Murdered by Hamas terorrists near Kibbutz Nirim, October 7

Noam (left) and Yuval Rabia (Courtesy)
Noam (left) and Yuval Rabia (Courtesy)

Yuval and Noam Rabia, 33 and 30, brothers from the small southern moshav of Yesha, were murdered by Hamas terrorists on October 7 at the Psyduck music festival near Kibbutz Nirim.

Noy Zaafrani, Yuval’s fiance, was also murdered in the attack on the party.

Noam, whose friends called him Nomzy, was remembered as a unique soul, the life of the party, a funny guy who loved to dance. Yuval was memorialized as a talented artist and musician who was creative and gifted across so many different fields.

“Noam was a pure soul, intelligent, a dancer, funny and sensitive,” said their father, Yosef, in comments to Ynet, adding that he had planned to start studying programming later this year.

Yuval, he said, “was an artist, a painter, a sculptor and a composer,” who was recording music at the festival. “Yuval was funny as hell, the heart of his friend group, his friends would always come visit.” Yosef said that Yuval was in the middle of a statue that he never got to complete, “now my task is to finish his work.”

Dor Ben-Elisha, their cousin, wrote on Facebook about the two brothers.

“How much we laughed together, how much we talked about hip hop and music, just this past chag [Jewish holiday] you told me that they invited you to play at the festival and you would do it because you were an artist in your soul,” he wrote of Yuval.

“Witty to an incomprehensible extent, a talented painter, a rapper — oh how we rapped together,” he recalled.

And of Noam, he wrote: “My Nomzy… what a unique guy you were, even though you didn’t always have it easy, you were always happy and always made people happy everywhere. At family weddings I would get up and dance just because of you and because of your incredible energy.”

“What incredible hugs you would give, how much I loved hugging you,” he added. “What a huge heart you had, we laughed until it hurt, we ate good food together, we loved a lot and we hurt together.”

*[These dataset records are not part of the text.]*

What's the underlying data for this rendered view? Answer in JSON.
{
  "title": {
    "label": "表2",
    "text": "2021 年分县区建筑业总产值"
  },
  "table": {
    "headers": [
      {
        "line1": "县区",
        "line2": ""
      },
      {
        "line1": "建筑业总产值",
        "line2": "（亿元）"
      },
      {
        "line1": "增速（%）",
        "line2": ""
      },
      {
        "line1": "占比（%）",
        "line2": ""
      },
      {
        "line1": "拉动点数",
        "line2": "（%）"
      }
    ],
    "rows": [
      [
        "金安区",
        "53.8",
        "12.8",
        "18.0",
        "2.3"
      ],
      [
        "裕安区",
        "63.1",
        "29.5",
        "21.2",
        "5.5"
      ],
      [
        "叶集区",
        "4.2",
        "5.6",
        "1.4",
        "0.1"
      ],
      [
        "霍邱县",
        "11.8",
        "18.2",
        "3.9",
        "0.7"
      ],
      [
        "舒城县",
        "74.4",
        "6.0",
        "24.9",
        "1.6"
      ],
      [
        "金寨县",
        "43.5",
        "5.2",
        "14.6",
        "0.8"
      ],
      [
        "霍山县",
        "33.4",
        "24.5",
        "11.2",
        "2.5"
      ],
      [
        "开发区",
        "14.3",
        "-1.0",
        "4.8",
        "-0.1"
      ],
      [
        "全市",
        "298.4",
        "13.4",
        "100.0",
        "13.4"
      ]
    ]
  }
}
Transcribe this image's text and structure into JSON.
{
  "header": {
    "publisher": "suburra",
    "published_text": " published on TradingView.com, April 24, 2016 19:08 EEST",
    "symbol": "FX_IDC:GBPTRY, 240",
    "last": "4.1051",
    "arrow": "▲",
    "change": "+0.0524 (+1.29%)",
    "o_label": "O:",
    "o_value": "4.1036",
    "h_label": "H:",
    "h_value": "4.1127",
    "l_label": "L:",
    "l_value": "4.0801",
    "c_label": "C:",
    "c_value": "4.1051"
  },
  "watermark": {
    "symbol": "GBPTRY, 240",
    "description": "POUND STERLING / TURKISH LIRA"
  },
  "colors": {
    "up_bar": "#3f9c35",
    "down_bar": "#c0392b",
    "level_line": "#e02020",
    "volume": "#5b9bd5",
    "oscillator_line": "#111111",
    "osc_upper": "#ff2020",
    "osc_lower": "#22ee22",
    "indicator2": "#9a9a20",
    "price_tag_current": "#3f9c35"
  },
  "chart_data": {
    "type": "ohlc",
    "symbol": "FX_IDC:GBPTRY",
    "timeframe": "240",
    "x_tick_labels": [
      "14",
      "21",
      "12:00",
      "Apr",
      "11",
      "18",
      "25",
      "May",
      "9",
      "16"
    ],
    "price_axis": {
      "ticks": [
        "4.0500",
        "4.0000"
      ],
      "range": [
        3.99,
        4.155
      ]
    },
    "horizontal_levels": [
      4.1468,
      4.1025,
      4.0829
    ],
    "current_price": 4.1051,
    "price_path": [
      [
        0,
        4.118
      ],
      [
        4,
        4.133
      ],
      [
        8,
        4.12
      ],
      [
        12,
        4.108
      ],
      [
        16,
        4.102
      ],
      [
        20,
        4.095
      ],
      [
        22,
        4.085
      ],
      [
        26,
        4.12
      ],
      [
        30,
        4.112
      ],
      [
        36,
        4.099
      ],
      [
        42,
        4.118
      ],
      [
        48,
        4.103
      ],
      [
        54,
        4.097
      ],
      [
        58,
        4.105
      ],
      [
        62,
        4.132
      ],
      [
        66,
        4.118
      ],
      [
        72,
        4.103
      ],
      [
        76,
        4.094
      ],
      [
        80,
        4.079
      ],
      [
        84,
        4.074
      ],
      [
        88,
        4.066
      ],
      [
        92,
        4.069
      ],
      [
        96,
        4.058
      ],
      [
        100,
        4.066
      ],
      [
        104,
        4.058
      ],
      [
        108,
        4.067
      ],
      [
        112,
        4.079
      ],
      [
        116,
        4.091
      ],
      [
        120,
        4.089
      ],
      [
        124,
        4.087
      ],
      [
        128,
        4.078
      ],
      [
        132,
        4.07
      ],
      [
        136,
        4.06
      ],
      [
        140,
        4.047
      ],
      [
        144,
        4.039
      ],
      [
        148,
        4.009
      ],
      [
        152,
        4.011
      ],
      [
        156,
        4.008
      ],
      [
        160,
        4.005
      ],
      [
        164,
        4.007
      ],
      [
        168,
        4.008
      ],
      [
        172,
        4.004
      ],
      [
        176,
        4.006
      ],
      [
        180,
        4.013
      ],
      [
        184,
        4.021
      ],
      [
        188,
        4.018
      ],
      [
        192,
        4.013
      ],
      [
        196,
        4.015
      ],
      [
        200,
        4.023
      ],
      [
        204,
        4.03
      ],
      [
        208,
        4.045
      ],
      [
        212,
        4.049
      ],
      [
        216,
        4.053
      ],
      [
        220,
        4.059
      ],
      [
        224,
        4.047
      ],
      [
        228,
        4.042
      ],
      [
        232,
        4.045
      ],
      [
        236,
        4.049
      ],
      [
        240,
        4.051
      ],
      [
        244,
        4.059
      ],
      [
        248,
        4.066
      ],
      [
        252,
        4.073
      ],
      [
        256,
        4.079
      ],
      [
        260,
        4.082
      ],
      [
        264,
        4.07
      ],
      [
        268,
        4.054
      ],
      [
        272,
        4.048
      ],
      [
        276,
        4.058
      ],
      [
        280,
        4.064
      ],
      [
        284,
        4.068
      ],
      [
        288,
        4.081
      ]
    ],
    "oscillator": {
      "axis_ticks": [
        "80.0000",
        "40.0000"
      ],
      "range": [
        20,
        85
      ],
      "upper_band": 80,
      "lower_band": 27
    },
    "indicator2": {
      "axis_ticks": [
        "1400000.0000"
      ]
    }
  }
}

Another cousin, Yahel Ben-Elisha, recalled their shared memories and mourned their loss in a Facebook post.

“It’s strange for me to admit that together with the eternal sadness that has landed on me, I am also happy,” he wrote. “I am happy that I even had the privilege to be part of your world, and to draw so much inspiration, warmth, love and knowledge from you. I’m happy that you were my cousins with such pure hearts, always making everyone laugh, always beloved, talented in every fucking thing you touched.”

Ben-Elisha said that he felt a need to write about his cousins “so the whole world and his wife will know what rare and once-in-a-lifetime people our world has lost.”